Arruabarrena was bought by Poland's Legia Warsaw alongside compatriots Iñaki Descarga and Iñaki Astiz in June 2008. However, in January of the following year, he was loaned to SD Eibar also in his native region and the second division, not being able to prevent the team from eventually dropping down a tier.

That summer, Arruabarrena arranged for a buyout of his Legia contract to remain at Eibar permanently, completing several seasons with the side in Segunda División B. On 12 December 2012, he was decisive in eliminating former club Athletic from the Copa del Rey, after scoring in a 1–1 draw at the San Mamés Stadium (his team progressed on the away goals rule).

Arruabarrena contributed 36 games and seven goals in the 2013–14 season, as the Armeros promoted to La Liga for the first time ever. He renewed his link with the club on 27 June 2014, and made his debut in the competition on 24 August at the age of 31, playing the full 90 minutes in a 1–0 home win against Real Sociedad.
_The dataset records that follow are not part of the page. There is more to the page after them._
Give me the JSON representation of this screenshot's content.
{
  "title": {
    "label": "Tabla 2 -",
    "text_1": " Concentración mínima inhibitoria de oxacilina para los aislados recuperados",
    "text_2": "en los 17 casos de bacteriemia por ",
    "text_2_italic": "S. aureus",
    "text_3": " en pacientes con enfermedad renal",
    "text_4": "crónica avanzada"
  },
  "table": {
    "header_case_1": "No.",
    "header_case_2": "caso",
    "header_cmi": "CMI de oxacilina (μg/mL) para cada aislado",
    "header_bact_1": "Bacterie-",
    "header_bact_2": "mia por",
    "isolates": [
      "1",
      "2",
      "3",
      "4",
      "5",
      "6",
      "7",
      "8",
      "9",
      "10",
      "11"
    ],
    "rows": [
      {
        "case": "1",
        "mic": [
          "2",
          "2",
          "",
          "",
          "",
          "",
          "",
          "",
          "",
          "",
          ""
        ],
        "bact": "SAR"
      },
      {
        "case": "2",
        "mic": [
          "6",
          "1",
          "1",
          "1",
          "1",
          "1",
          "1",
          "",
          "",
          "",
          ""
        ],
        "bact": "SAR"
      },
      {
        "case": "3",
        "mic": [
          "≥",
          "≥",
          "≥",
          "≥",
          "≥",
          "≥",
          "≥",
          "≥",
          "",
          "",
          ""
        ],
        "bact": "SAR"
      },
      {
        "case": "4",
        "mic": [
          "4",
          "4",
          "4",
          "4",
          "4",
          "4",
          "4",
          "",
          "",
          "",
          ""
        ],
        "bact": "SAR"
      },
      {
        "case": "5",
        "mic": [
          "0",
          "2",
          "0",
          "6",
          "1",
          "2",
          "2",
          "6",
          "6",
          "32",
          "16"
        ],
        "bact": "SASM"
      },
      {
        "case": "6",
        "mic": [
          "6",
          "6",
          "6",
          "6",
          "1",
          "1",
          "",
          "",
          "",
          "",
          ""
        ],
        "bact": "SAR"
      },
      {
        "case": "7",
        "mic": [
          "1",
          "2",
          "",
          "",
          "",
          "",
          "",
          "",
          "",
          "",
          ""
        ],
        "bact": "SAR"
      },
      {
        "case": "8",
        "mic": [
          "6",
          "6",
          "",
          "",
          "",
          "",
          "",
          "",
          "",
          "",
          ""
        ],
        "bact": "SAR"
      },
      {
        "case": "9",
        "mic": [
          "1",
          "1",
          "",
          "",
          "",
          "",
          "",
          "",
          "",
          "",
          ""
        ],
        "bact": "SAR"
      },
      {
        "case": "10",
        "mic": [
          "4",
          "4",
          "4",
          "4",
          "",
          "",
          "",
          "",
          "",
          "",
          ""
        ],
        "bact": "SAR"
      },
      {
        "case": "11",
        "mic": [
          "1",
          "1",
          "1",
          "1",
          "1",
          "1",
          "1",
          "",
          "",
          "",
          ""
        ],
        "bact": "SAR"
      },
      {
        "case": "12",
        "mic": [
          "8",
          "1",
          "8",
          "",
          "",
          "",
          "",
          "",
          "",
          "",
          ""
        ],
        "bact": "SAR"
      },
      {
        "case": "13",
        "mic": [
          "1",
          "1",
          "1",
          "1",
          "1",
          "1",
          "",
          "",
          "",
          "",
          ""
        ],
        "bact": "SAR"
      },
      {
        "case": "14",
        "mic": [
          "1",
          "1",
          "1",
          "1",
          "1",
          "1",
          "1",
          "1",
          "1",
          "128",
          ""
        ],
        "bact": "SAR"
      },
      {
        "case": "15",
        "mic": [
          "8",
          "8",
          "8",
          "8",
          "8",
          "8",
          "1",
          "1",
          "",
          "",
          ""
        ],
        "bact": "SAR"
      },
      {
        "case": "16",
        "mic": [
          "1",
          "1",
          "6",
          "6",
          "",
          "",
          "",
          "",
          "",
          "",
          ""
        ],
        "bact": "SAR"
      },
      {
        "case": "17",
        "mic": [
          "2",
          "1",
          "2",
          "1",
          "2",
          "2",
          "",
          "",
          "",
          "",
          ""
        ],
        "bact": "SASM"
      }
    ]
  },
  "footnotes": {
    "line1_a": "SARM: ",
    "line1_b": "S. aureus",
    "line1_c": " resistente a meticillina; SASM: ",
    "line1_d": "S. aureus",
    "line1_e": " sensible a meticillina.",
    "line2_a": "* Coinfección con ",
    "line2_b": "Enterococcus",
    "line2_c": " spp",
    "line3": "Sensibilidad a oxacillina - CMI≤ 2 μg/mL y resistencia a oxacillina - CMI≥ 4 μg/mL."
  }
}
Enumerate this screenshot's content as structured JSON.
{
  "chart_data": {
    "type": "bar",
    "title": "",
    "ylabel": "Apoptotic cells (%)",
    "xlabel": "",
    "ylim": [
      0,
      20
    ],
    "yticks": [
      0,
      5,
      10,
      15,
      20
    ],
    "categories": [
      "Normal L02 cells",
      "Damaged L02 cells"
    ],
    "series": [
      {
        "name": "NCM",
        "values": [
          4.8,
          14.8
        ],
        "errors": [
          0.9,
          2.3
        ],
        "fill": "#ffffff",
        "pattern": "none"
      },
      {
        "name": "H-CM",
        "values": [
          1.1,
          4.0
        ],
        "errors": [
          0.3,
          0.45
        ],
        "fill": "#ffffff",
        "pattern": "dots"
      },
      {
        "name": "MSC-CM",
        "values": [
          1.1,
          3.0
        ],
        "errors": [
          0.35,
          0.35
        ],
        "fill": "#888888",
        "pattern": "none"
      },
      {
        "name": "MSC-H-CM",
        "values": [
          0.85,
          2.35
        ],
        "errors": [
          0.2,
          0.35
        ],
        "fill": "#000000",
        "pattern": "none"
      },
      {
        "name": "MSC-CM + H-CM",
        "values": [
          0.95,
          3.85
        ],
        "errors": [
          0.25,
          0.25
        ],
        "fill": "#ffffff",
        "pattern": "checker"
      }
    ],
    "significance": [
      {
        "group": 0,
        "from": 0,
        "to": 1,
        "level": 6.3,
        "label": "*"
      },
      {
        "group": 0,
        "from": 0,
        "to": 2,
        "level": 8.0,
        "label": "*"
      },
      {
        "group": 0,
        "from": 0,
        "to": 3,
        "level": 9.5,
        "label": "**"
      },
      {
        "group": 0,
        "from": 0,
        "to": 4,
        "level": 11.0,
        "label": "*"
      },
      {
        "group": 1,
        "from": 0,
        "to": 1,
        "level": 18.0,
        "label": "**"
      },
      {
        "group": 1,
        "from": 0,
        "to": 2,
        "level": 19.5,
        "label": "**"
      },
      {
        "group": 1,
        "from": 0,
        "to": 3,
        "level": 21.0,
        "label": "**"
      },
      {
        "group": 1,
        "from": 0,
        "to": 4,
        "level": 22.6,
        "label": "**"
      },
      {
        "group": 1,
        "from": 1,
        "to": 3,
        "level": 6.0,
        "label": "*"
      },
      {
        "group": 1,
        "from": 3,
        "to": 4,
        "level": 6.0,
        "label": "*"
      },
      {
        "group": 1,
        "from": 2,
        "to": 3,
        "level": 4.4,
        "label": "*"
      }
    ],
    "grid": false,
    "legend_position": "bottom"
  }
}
Arruabarrena scored his first goal in the Spanish top flight on 24 September 2014, in a 1–1 home draw against Villarreal CF. On 24 January 2016, he was loaned to SD Huesca from the second division until the end of the season.

In 2016, Arruabarrena left Spain again, to join AEL Limassol of the Cypriot First Division. He returned to his country in January 2018, signing a two-year deal with third-tier CF Fuenlabrada.